Behind the scenes of organising a community-driven event - part 1

I'll be the first one to admit - I had absolutely no plans of writing anything about organizing community-driven events. After all, organizing one (and helping co-organize another, as a volunteer) didn't make me an expert.

Additionally, as far as I was concerned, there was nothing new I could add that my co-organizers, Saiyam, Rohit, Shivay, and I hadn't already said at the event or in our posts on social media

However, as I was sifting through the love we received on social media over the past week, I saw this tweet by Ramiro Berrelleza, founder of Okteto.

While we've all given thanks to the people who partnered with us and posted really nice photos, nobody had ever shone light on the blood, sweat, and tears that went behind putting together the event from scratch. And this was the moment a light bulb went off in my head.

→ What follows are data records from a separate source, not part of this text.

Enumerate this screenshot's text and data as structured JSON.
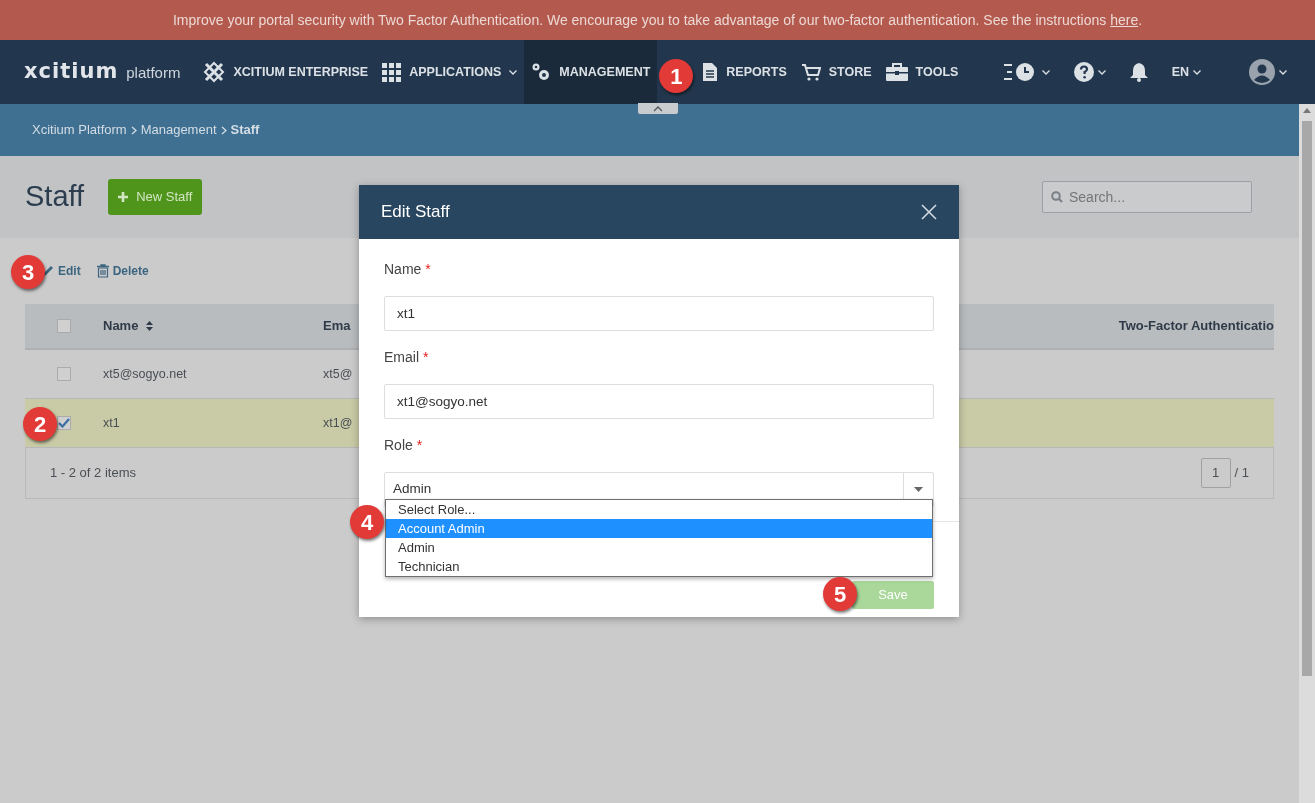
{
  "banner": {
    "text": "Improve your portal security with Two Factor Authentication. We encourage you to take advantage of our two-factor authentication. See the instructions ",
    "link": "here",
    "suffix": "."
  },
  "navbar": {
    "logo": {
      "wordmark": "xcitium",
      "subtitle": "platform"
    },
    "items": [
      {
        "label": "XCITIUM ENTERPRISE",
        "kind": "enterprise",
        "dropdown": false,
        "selected": false
      },
      {
        "label": "APPLICATIONS",
        "kind": "grid",
        "dropdown": true,
        "selected": false
      },
      {
        "label": "MANAGEMENT",
        "kind": "gears",
        "dropdown": false,
        "selected": true
      },
      {
        "label": "REPORTS",
        "kind": "document",
        "dropdown": false,
        "selected": false
      },
      {
        "label": "STORE",
        "kind": "cart",
        "dropdown": false,
        "selected": false
      },
      {
        "label": "TOOLS",
        "kind": "toolbox",
        "dropdown": false,
        "selected": false
      }
    ],
    "right": [
      {
        "kind": "history",
        "dropdown": true
      },
      {
        "kind": "help",
        "dropdown": true
      },
      {
        "kind": "bell",
        "dropdown": false
      },
      {
        "kind": "language",
        "label": "EN",
        "dropdown": true
      },
      {
        "kind": "user",
        "dropdown": true
      }
    ]
  },
  "breadcrumb": [
    {
      "label": "Xcitium Platform",
      "current": false
    },
    {
      "label": "Management",
      "current": false
    },
    {
      "label": "Staff",
      "current": true
    }
  ],
  "page": {
    "title": "Staff",
    "new_button": "New Staff",
    "search": {
      "placeholder": "Search..."
    }
  },
  "toolbar": [
    {
      "label": "Edit",
      "kind": "pencil"
    },
    {
      "label": "Delete",
      "kind": "trash"
    }
  ],
  "table": {
    "select_all_checked": false,
    "columns": [
      {
        "label": "Name",
        "sortable": true
      },
      {
        "label": "Ema",
        "sortable": false
      },
      {
        "label": "Two-Factor Authenticatio",
        "sortable": false
      }
    ],
    "rows": [
      {
        "checked": false,
        "selected": false,
        "cells": [
          "xt5@sogyo.net",
          "xt5@",
          ""
        ]
      },
      {
        "checked": true,
        "selected": true,
        "cells": [
          "xt1",
          "xt1@",
          ""
        ]
      }
    ],
    "footer": {
      "summary": "1 - 2 of 2 items",
      "page": "1",
      "total": "/ 1"
    }
  },
  "modal": {
    "title": "Edit Staff",
    "fields": [
      {
        "kind": "text",
        "label": "Name",
        "required_mark": "*",
        "value": "xt1"
      },
      {
        "kind": "text",
        "label": "Email",
        "required_mark": "*",
        "value": "xt1@sogyo.net"
      },
      {
        "kind": "select",
        "label": "Role",
        "required_mark": "*",
        "value": "Admin"
      }
    ],
    "options": [
      {
        "label": "Select Role...",
        "selected": false
      },
      {
        "label": "Account Admin",
        "selected": true
      },
      {
        "label": "Admin",
        "selected": false
      },
      {
        "label": "Technician",
        "selected": false
      }
    ],
    "save": {
      "label": "Save",
      "disabled": true
    }
  },
  "markers": [
    "1",
    "2",
    "3",
    "4",
    "5"
  ]
}
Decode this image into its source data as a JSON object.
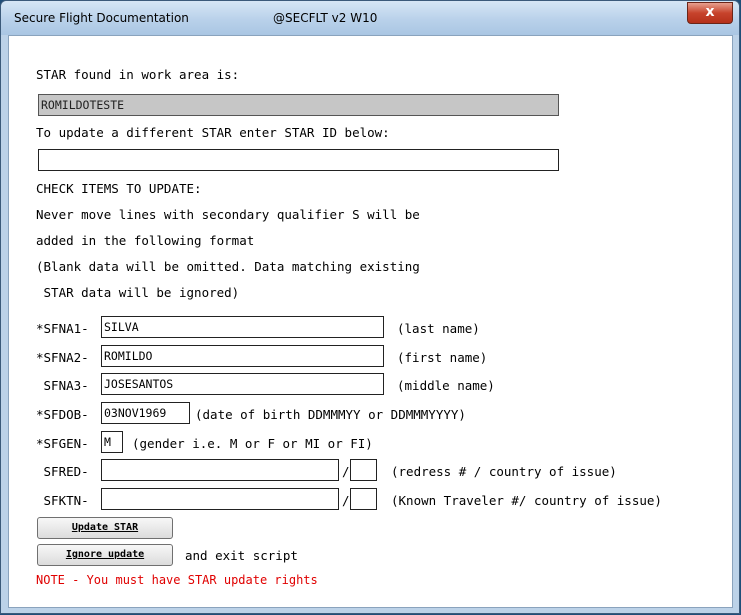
{
  "window": {
    "title": "Secure Flight Documentation",
    "subtitle": "@SECFLT v2 W10",
    "close_glyph": "x"
  },
  "text": {
    "star_found": "STAR found in work area is:",
    "update_diff": "To update a different STAR enter STAR ID below:",
    "check_items": "CHECK ITEMS TO UPDATE:",
    "never_move_1": "Never move lines with secondary qualifier S will be",
    "never_move_2": "added in the following format",
    "blank_1": "(Blank data will be omitted. Data matching existing",
    "blank_2": " STAR data will be ignored)",
    "and_exit": "and exit script",
    "note": "NOTE - You must have STAR update rights"
  },
  "fields": {
    "star_current": "ROMILDOTESTE",
    "star_new": "",
    "sfna1": {
      "label": "*SFNA1-",
      "value": "SILVA",
      "hint": "(last name)"
    },
    "sfna2": {
      "label": "*SFNA2-",
      "value": "ROMILDO",
      "hint": "(first name)"
    },
    "sfna3": {
      "label": " SFNA3-",
      "value": "JOSESANTOS",
      "hint": "(middle name)"
    },
    "sfdob": {
      "label": "*SFDOB-",
      "value": "03NOV1969",
      "hint": "(date of birth DDMMMYY or DDMMMYYYY)"
    },
    "sfgen": {
      "label": "*SFGEN-",
      "value": "M",
      "hint": "(gender i.e. M or F or MI or FI)"
    },
    "sfred": {
      "label": " SFRED-",
      "value": "",
      "country": "",
      "hint": "(redress # / country of issue)"
    },
    "sfktn": {
      "label": " SFKTN-",
      "value": "",
      "country": "",
      "hint": "(Known Traveler #/ country of issue)"
    },
    "slash": "/"
  },
  "buttons": {
    "update_star": "Update STAR",
    "ignore_update": "Ignore update"
  }
}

I know, I know, this story is less fascinating than how a certain Mr. Archimedes discovered buoyancy.

Image by brgfx on Freepik

But, it honestly is how the post you're reading came to be. I intend for this BTS to be a series because there's way too much content to fit into a single post.

So, let's start with the basics, shall we?

The why

If you've ever heard me talk/present, I normally start by discussing why I chose to speak about the topic at hand. Nothing to do with Simon Sinek's bestselling book, of course. I'm just a rambler & a highly anxious person who LOVES to justify and that is exactly how we'll be starting off this series - by looking at the why behind KCD Mumbai.

So, for anyone who has heard about India or lived in India, you'd know that the hub for everything tech is Bengaluru. It is a lovely city with some very tasty food (Ghee roast & filter coffee at MTR, anybody?) and GREAT weather.

Other emerging tech hubs in India with a lot of startup action & MNC operations are the cities of Pune & Hyderabad.

Contrast these options with Mumbai, which is also a metropolitan city, has a humid climate, is crowded, and is not really renowned for its tech scene; and the  question arises, why Mumbai?

As advocates for cloud native technologies at our day jobs & outside of it, teaming up with KCD Bengaluru or KCD Chennai would have been our best bet. We would not need to compete for company sponsorships in these economic conditions & we'd also probably be able to reach our target audience better since they work in and around these cities.

However, if I could sum up our rationale behind hosting Kubernetes Community Days in Mumbai in a single word, it would be accessibility. As organizers, we wanted to host an event replete with international speakers, sponsors etc. that folks from other parts of the country, especially tier-2 & tier-3 cities, were able to attend.

Now Mumbai might not be endowed with great weather, but one thing that it does boast of is connectivity to almost all other Indian cities - by flight, road, or rail.

By hosting this event in Mumbai, not only did we want to encourage people from other parts of the country to attend such events, but we also hoped to encourage attendees to spin up local chapters in their respective cities by example. Of course, we wouldn't expect you to believe what we say without demonstrating it!

Make cloud native ubiquitous, amirite?

This is not to diss the efforts of any other Kubernetes Community Days being hosted in India. As a matter of fact, we hope that by attending events like these, more folks are inspired to come forth, engage with the cloud native & open source ecosystems, and spin up local tech scenes of their own.

Also, with this event, we wanted to reinstate the message that you've probably heard ever so often from different people, "Open source contributions aren't just about code." While I'm a documentation maintainer for the Kubernetes project and a CNCF ambassador, there were folks in the volunteering & organizing team who chose to (succesfully) engage with and contribute to the ecosystem in ways other than code & documentation.

Once we had narrowed down our "why" , it also helped us find our where and who (more on that later). With this GitHub issue , we took the first step toward formalizing our intent and get the ball rolling for further discussion. In the next post, I intend to delve into the juicy details of the areas we, as organisers, had to focus on to put together this event from scratch - sponsorship,volunteers, swag, et al.

But before I end this post, if you or anyone you know was inspired by KCD Mumbai/any other CNCF event and you'd like to host one locally, please do check out the CNCF Community Groups page. There are a bunch of fantastic resources for you to get started and help with making cloud native (and open source) ubiquitous.